Affinity chromatography has become a valuable tool for separating biological materials from fluid (typically aqueous) media. Examples include biologically active molecules such as small ligands, proteins, nucleic acids, enzymes, etc.
The basic principle of affinity chromatography involves immobilization of a binding moiety (e.g., a ligand) to an insoluble support. The immobilized binding moiety can then be used to selectively adsorb, e.g., from a fluid medium, the target component(s) (e.g. an enzyme) with which the binding moiety specifically interacts thereby forming a binding moiety/target complex. Elution of the adsorbed component can then be achieved by any one of a number of procedures which result in disassociation of the complex. Thus the specific biologic properties of biological macromolecules can be exploited for purification. The process can be used to isolate specific substances such as enzymes, hormones, specific proteins, inhibitors, antigens, antibodies, etc. on the basis of the biologic specific interactions with immobilized ligands.
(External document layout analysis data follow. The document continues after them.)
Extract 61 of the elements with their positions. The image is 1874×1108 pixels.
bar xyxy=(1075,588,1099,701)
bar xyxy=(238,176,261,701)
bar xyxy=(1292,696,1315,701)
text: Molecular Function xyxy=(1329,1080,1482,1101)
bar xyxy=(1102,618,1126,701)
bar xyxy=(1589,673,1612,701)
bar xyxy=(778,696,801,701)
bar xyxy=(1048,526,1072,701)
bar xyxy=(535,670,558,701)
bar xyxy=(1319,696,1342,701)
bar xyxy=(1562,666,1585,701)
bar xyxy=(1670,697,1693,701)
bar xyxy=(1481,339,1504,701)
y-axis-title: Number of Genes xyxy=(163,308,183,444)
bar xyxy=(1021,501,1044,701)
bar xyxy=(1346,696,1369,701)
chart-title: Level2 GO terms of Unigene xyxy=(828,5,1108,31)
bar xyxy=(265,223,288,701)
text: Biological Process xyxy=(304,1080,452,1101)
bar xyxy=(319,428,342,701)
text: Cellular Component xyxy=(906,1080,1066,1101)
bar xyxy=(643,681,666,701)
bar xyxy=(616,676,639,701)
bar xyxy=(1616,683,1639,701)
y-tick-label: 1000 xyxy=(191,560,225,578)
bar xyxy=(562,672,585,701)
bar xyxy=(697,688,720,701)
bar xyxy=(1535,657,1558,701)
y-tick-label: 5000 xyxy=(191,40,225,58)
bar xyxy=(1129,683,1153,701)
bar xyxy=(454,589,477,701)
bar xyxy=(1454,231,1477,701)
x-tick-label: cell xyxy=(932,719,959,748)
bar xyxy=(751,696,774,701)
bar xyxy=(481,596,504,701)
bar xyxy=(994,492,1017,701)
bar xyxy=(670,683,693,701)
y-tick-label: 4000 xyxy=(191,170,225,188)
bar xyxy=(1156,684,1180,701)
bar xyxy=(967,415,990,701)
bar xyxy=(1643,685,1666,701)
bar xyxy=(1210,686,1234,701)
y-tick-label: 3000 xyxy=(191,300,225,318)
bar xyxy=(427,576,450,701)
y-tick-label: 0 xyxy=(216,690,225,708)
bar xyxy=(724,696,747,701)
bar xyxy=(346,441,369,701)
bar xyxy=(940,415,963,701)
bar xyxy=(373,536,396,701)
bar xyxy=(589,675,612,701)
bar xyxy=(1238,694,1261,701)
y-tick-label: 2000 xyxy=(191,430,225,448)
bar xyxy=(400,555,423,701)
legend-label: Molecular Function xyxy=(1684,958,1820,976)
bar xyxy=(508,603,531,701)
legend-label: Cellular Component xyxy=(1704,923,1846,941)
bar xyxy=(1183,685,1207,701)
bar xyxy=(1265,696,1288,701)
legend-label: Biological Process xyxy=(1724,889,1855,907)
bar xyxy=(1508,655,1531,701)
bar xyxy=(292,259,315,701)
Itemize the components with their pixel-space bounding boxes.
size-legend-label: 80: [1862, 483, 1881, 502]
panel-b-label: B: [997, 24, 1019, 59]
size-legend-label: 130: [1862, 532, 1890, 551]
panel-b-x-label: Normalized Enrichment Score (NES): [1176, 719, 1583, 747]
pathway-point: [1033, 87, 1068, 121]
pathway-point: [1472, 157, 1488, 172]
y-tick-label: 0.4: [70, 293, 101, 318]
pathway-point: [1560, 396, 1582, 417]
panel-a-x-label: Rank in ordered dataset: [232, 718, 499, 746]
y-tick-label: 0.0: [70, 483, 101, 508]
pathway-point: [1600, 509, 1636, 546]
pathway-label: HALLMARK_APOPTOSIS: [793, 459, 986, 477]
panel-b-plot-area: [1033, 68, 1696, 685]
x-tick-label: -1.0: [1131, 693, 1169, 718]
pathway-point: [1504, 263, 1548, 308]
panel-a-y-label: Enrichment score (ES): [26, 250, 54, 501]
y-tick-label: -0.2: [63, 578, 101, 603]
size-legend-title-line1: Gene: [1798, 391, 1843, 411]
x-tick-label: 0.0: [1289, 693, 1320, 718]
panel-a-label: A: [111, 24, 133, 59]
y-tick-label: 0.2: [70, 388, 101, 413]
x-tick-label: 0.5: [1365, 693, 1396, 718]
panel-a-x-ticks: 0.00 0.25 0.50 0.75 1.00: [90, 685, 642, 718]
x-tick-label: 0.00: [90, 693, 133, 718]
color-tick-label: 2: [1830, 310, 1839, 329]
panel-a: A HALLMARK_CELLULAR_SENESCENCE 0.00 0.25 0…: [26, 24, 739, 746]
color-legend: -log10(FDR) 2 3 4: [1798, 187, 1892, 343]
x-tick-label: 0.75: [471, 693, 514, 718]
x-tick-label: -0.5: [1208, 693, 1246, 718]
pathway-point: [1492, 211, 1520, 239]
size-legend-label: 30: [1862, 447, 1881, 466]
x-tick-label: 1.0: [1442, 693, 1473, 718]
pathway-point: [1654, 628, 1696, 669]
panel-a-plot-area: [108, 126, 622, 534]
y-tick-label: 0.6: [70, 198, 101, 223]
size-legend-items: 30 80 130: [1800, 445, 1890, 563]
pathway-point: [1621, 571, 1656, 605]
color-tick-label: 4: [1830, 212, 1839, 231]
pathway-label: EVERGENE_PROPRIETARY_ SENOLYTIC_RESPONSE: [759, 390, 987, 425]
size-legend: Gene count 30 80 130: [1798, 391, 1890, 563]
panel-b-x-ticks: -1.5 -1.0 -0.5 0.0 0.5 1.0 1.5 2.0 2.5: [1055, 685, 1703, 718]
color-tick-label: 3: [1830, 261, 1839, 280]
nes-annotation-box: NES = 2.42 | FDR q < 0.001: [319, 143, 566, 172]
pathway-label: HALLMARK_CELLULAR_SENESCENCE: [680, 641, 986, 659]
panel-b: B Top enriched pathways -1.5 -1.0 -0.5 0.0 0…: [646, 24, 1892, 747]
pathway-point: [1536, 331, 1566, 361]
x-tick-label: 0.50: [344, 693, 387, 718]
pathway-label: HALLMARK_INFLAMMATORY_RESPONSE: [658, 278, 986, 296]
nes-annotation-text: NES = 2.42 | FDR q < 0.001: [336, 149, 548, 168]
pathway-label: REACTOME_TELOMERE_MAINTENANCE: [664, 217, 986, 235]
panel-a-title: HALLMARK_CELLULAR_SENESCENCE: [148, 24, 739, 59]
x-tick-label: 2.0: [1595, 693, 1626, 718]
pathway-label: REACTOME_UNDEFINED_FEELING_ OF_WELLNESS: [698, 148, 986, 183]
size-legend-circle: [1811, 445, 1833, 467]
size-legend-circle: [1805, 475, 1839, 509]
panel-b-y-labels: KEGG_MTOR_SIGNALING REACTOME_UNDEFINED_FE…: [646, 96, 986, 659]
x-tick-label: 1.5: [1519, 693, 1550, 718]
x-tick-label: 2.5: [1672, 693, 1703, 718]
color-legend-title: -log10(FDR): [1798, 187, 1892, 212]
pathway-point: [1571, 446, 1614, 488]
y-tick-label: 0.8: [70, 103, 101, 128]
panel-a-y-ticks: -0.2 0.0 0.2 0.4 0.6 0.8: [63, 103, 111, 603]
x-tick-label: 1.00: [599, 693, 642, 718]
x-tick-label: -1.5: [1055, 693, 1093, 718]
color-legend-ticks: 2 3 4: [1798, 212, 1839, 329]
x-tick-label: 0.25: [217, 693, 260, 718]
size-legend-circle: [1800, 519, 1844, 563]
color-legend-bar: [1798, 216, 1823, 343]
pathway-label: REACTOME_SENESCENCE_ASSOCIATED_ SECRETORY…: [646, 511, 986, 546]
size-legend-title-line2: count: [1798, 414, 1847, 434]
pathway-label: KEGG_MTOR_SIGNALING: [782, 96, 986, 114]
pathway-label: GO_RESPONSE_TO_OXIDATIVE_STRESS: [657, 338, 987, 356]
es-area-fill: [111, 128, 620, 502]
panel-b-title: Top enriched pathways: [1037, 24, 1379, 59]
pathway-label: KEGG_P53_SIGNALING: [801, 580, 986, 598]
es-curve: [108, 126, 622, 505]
Nucleic acid affinity chromatography is based on the tendency of complementary, single-stranded nucleic acids to form a double-stranded or duplex structure through complementary base pairing. A nucleic acid (either DNA or RNA) can easily be attached to a solid substrate (matrix) where it acts as an immobilized ligand that interacts with and forms duplexes with complementary nucleic acids present in a solution contacted to the immobilized ligand. Unbound components can be washed away from the bound complex to either provide a solution lacking the target molecules bound to the affinity column, or to provide the isolated target molecules themselves. The nucleic acids captured in a hybrid duplex can be separated and released from the affinity matrix by denaturation either through heat, adjustment of salt concentration, or the use of a destabilizing agent such as formamide, TWEEN.TM.-20 denaturing agent, or sodium dodecyl sulfate (SDS).
Hybridization (the formation of duplex structure) between two nucleic acid sequences is highly sequence dependent. Sequences have the greatest affinity with each other where, for every purine in one sequence (nucleic acid) there exists a corresponding pyrimidine in the other nucleic acid and vice versa. This sequence dependency confers exquisite specificity on hybridization reactions and permits the preparation of affinity columns that are highly selective for particular target nucleic acids.
Affinity columns (matrices) are typically used either to isolate a single nucleic acid typically by providing a single species of affinity ligand. Alternatively, affinity columns bearing a single affinity ligand (e.g. oligo dt columns) have been used to isolate a multiplicity of nucleic acids where the nucleic acids all share a common sequence (e.g. a polyA).